Court Opinion

ID: 9613150
Source: CourtListenerOpinion
Date Created: 2023-08-22 04:14:34.326065+00
Date Added: 2024-06-11T18:03:25.771642
License: Public Domain

Koontz, J., with whom Barrow, J., Benton, J., and Elder, J.,
join, dissenting in part and dissenting in judgment.
*446For the reasons more fully articulated in the panel decision, Logan v. Commonwealth, 18 Va. App. 136, 442 S.E.2d 416 (1994), I respectfully dissent from that part of the majority opinion which now upholds the legality of the initial seizure of Logan and his vehicle. In my view, the officers lacked a reasonable, articulable suspicion that Logan or his vehicle were, or recently had been, involved in some form of criminal activity. Waugh v. Commonwealth, 12 Va. App. 620, 621-22, 405 S.E.2d 429, 429 (1991). Accordingly, because the stop of Logan’s vehicle was in violation of Logan’s Fourth Amendment right to be free from unreasonable seizures and because all of the events thereafter flowed from that unlawful seizure, I would reverse and dismiss the charges against him.
The majority correctly states our standard of review to determine whether the requisite degree of suspicion existed to support the seizure in question. We must make an objective assessment of the totality of the circumstances, giving due credit to the knowledge, training, and experience that enables an officer to perceive and articulate meaning in particular conduct which would be wholly innocent to the untrained observer. Our task is to distinguish a mere hunch, regardless of its accuracy, from a reasonable, articulable suspicion of criminal activity. See Murphy v. Commonwealth, 9 Va. App. 139, 144, 384 S.E.2d 125, 128 (1989). The mere articulation of a suspicion by the police, however, does not make that suspicion reasonable for constitutional purposes.
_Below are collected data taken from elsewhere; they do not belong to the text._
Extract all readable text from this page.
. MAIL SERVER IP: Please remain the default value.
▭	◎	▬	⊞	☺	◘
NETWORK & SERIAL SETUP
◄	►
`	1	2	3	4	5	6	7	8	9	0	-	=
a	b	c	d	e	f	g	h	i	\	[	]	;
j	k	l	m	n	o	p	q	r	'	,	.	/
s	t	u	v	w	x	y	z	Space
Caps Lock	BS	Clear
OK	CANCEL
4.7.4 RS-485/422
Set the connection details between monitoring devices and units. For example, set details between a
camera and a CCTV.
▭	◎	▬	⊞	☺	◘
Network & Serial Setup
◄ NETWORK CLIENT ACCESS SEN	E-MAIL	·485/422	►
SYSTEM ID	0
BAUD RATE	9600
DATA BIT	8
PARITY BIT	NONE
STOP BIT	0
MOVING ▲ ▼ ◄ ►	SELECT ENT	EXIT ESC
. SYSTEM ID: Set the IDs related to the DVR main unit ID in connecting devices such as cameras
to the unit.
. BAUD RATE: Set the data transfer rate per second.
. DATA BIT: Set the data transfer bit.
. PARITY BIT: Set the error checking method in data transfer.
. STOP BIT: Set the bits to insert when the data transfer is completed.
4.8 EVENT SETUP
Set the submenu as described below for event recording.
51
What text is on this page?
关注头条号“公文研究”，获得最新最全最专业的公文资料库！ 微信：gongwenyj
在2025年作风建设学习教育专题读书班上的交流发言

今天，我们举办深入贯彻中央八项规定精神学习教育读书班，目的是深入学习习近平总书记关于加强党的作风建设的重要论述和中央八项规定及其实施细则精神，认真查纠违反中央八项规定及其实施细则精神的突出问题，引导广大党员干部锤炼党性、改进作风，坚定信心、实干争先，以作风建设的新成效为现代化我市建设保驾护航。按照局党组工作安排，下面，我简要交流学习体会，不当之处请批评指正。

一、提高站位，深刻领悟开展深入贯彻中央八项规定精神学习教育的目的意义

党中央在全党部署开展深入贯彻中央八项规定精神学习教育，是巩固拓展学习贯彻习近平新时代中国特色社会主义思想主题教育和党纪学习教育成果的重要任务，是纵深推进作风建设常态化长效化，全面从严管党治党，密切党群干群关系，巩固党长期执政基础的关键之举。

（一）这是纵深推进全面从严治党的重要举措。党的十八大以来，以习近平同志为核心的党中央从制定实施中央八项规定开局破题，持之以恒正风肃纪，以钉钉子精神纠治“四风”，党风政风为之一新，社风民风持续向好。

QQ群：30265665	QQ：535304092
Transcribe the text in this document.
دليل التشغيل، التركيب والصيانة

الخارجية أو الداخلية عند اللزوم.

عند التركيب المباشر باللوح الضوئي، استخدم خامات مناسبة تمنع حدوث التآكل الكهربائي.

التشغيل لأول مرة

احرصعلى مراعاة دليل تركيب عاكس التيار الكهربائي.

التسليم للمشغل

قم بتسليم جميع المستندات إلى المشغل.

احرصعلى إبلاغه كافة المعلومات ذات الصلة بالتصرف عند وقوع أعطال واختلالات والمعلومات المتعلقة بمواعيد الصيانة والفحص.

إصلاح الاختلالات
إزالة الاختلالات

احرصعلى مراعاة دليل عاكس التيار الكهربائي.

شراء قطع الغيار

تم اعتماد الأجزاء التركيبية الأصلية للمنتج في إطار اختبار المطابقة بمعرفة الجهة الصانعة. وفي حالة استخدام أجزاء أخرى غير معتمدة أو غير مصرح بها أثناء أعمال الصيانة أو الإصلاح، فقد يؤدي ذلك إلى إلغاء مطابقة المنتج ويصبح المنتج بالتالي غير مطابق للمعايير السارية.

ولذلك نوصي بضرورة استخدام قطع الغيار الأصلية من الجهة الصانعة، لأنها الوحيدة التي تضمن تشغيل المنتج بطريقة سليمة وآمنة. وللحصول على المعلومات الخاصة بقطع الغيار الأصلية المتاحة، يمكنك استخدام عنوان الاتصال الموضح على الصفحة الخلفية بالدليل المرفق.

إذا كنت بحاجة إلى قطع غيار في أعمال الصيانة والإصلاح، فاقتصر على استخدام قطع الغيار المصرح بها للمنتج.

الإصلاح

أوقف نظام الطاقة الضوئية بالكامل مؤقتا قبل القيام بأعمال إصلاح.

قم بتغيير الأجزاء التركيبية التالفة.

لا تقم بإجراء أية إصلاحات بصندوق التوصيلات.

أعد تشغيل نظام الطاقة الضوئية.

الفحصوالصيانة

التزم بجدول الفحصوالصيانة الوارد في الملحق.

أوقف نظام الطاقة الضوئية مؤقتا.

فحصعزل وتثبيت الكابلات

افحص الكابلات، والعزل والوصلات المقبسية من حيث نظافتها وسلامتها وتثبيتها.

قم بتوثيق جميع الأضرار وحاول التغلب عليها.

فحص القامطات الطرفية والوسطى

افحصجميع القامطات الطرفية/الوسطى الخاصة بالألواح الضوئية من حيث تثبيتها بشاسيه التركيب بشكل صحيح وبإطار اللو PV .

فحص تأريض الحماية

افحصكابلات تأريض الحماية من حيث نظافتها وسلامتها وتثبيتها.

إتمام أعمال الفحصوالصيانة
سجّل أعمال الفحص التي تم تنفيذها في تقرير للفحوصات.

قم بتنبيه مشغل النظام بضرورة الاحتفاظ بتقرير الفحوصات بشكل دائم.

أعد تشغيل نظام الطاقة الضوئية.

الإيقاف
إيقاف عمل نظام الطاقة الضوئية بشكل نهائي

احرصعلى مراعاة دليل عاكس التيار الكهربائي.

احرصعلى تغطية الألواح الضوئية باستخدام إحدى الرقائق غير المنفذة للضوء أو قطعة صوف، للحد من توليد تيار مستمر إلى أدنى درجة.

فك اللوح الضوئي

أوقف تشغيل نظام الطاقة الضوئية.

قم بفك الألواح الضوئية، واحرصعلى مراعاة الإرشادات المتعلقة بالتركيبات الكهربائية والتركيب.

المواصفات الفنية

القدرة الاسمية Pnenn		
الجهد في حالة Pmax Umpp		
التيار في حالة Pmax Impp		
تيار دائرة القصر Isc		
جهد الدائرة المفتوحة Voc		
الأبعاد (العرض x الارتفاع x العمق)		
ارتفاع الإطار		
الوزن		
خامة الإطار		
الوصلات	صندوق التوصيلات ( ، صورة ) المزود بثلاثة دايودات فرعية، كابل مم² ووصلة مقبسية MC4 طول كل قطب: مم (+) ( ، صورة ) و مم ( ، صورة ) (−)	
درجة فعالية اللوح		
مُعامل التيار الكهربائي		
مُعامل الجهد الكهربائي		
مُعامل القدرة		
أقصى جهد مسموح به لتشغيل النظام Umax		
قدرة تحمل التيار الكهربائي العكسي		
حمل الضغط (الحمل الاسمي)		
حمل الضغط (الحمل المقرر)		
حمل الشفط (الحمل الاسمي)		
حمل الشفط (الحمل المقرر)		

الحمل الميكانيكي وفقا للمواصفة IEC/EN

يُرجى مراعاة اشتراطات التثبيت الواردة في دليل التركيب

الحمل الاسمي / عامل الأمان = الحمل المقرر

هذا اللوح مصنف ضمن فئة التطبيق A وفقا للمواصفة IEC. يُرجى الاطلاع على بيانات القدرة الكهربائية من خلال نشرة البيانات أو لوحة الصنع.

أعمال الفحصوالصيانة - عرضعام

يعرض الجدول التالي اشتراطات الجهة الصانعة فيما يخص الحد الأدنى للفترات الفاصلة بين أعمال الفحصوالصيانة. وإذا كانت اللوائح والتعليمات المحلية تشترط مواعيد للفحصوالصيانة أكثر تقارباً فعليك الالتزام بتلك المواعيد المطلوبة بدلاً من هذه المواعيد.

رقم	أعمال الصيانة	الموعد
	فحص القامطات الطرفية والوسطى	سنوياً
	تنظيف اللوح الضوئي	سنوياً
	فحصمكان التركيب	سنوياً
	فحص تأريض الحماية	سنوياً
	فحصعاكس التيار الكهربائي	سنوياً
Here, the officers knew only that a vehicle, popular with the general public and as well as with car thieves, appeared to have a broken vent window and that illicit entry into vehicles of that type was often accomplished by the breaking of a vent window. The majority holds that on those facts the police had a reasonable, articulable suspicion that Logan or his vehicle were, or recently had been, involved in some form of criminal activity. In my view, such a conclusion elevates the articulation of a suspicion above the requirement that the suspicion be reasonable. Our standard of review does not permit us to ignore what we know from common knowledge and human experience and to accept in a vacuum the conclusions articulated by the police in determining the reasonableness of the basis for the suspicion of criminal activity in a particular factual scenario.
*447It seems unrefutable to me that from common knowledge and human experience we know that vent windows on motor vehicles are broken by accident, by vandals, or in a prior theft of a vehicle or its contents. Thus, as here, the mere presence of a broken vent window without some additional suspicious circumstance does not establish a reasonable suspicion that a violation of the law has occurred or is occurring.
In short, I disagree with the majority’s conclusion that the mere operation of a motor vehicle with a broken vent window provides the police with a reasonable suspicion that criminal activity is involved. Accordingly, I respectfully dissent.